The microstructure, bio-tribological properties, and biocompatibility of titanium surfaces with graded zirconium incorporation in amorphous carbon bioceramic composite films

Abstract

One type of carbon-based bioceramic composite film, zirconium (Zr) incorporated amorphous carbon (Zr/a-C) gradient multilayer films (GMFs), is deposited on titanium (Ti) alloys by magnetron sputtering to attain superior biocompatibility and mechanical and bio-tribological properties.
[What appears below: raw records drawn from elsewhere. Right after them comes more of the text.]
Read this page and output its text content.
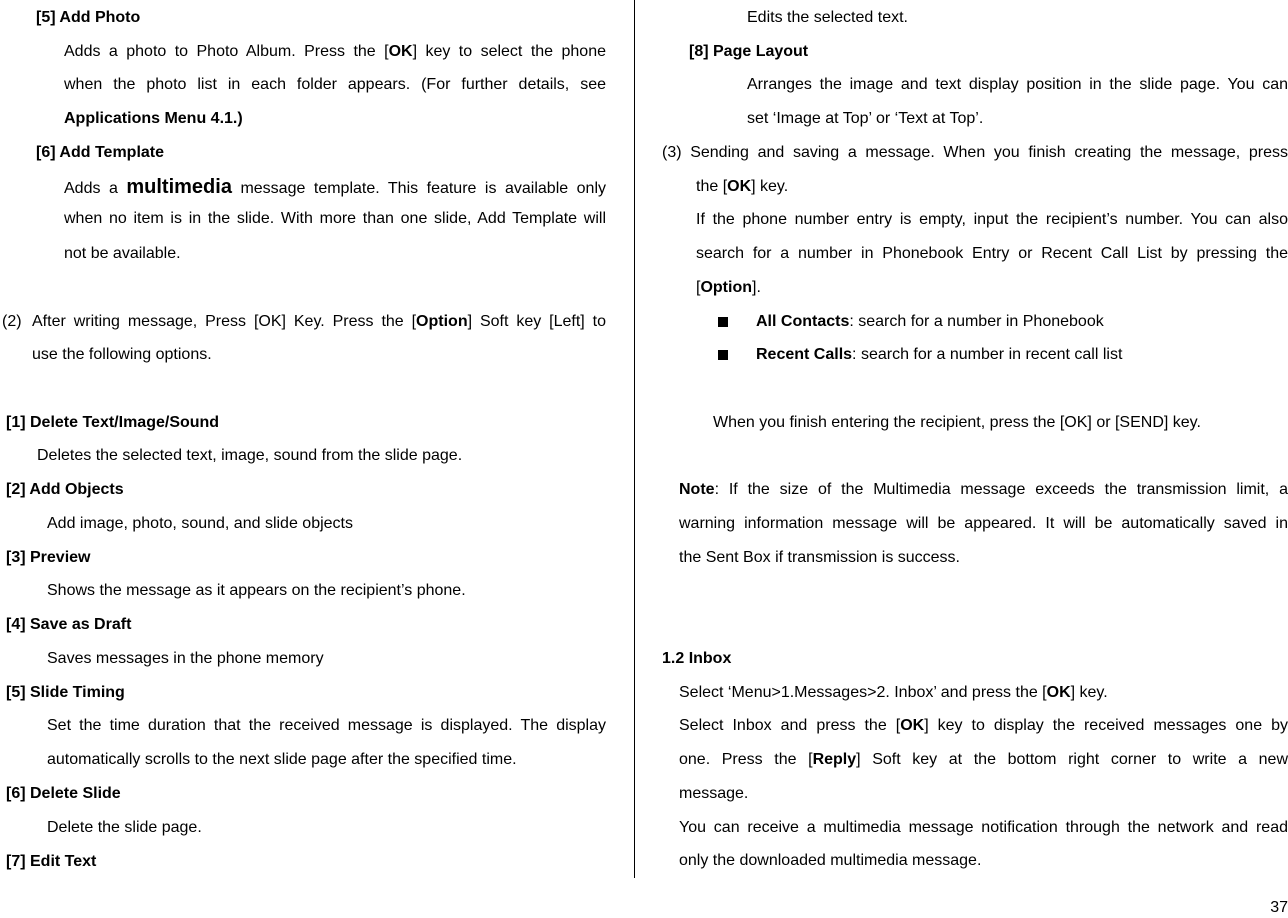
[5] Add Photo
Adds a photo to Photo Album. Press the [OK] key to select the phone
when the photo list in each folder appears. (For further details, see
Applications Menu 4.1.)
[6] Add Template
Adds a multimedia message template. This feature is available only
when no item is in the slide. With more than one slide, Add Template will
not be available.
(2) After writing message, Press [OK] Key. Press the [Option] Soft key [Left] to
use the following options.
[1] Delete Text/Image/Sound
Deletes the selected text, image, sound from the slide page.
[2] Add Objects
Add image, photo, sound, and slide objects
[3] Preview
Shows the message as it appears on the recipient’s phone.
[4] Save as Draft
Saves messages in the phone memory
[5] Slide Timing
Set the time duration that the received message is displayed. The display
automatically scrolls to the next slide page after the specified time.
[6] Delete Slide
Delete the slide page.
[7] Edit Text
Edits the selected text.
[8] Page Layout
Arranges the image and text display position in the slide page. You can
set ‘Image at Top’ or ‘Text at Top’.
(3) Sending and saving a message. When you finish creating the message, press
the [OK] key.
If the phone number entry is empty, input the recipient’s number. You can also
search for a number in Phonebook Entry or Recent Call List by pressing the
[Option].
All Contacts: search for a number in Phonebook
Recent Calls: search for a number in recent call list
When you finish entering the recipient, press the [OK] or [SEND] key.
Note: If the size of the Multimedia message exceeds the transmission limit, a
warning information message will be appeared. It will be automatically saved in
the Sent Box if transmission is success.
1.2 Inbox
Select ‘Menu>1.Messages>2. Inbox’ and press the [OK] key.
Select Inbox and press the [OK] key to display the received messages one by
one. Press the [Reply] Soft key at the bottom right corner to write a new
message.
You can receive a multimedia message notification through the network and read
only the downloaded multimedia message.
37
The morphologies and structure of Zr/a-C GMFs were analyzed using X-ray diffraction (XRD), scanning electron microscopy (SEM), X-ray photoelectron spectroscopy (XPS), and transmission electron microscopy (TEM). XRD and SEM and TEM analysis confirmed the gradient multilayer nature of the film, and the presence of nanostructured fcc-ZrC at the Zr/C layer interface for Zr content of 6.3 at.%. XPS analyses confirmed elevated sp2 bond content as a result of incorporating the Zr interlayer in the a-C matrix. The tribological properties of Zr/a-C GMFs were defined using a tribometer with a fetal bovine serum (FBS) solution, in which all Zr/a-C GMFs exhibited improved wear resistance, compared to the pure a-C film and Ti alloy. Additionally, Zr/a-C GMFs exhibited the lowest friction coefficient (COF) at 0.114, and a wear rate of 1.47–1.56 × 10−6 mm3/Nm, compared to pure a-C films and Ti alloy. Phase composition and the superior mechanical properties of GMFs were determined as crucial factors contributing to the enhanced wear resistance and low COF in Zr/a-C GMFs. Furthermore, osteoblast cell viability and proliferation on GMF films were tested in cultures, and results indicated that Zr/a-C GMFs have better biocompatibility, compared to Ti alloy. Cell adhesion experiments also demonstrated the excellent biocompatibility and functional reliability of composite biofilms for potential application in bone implants.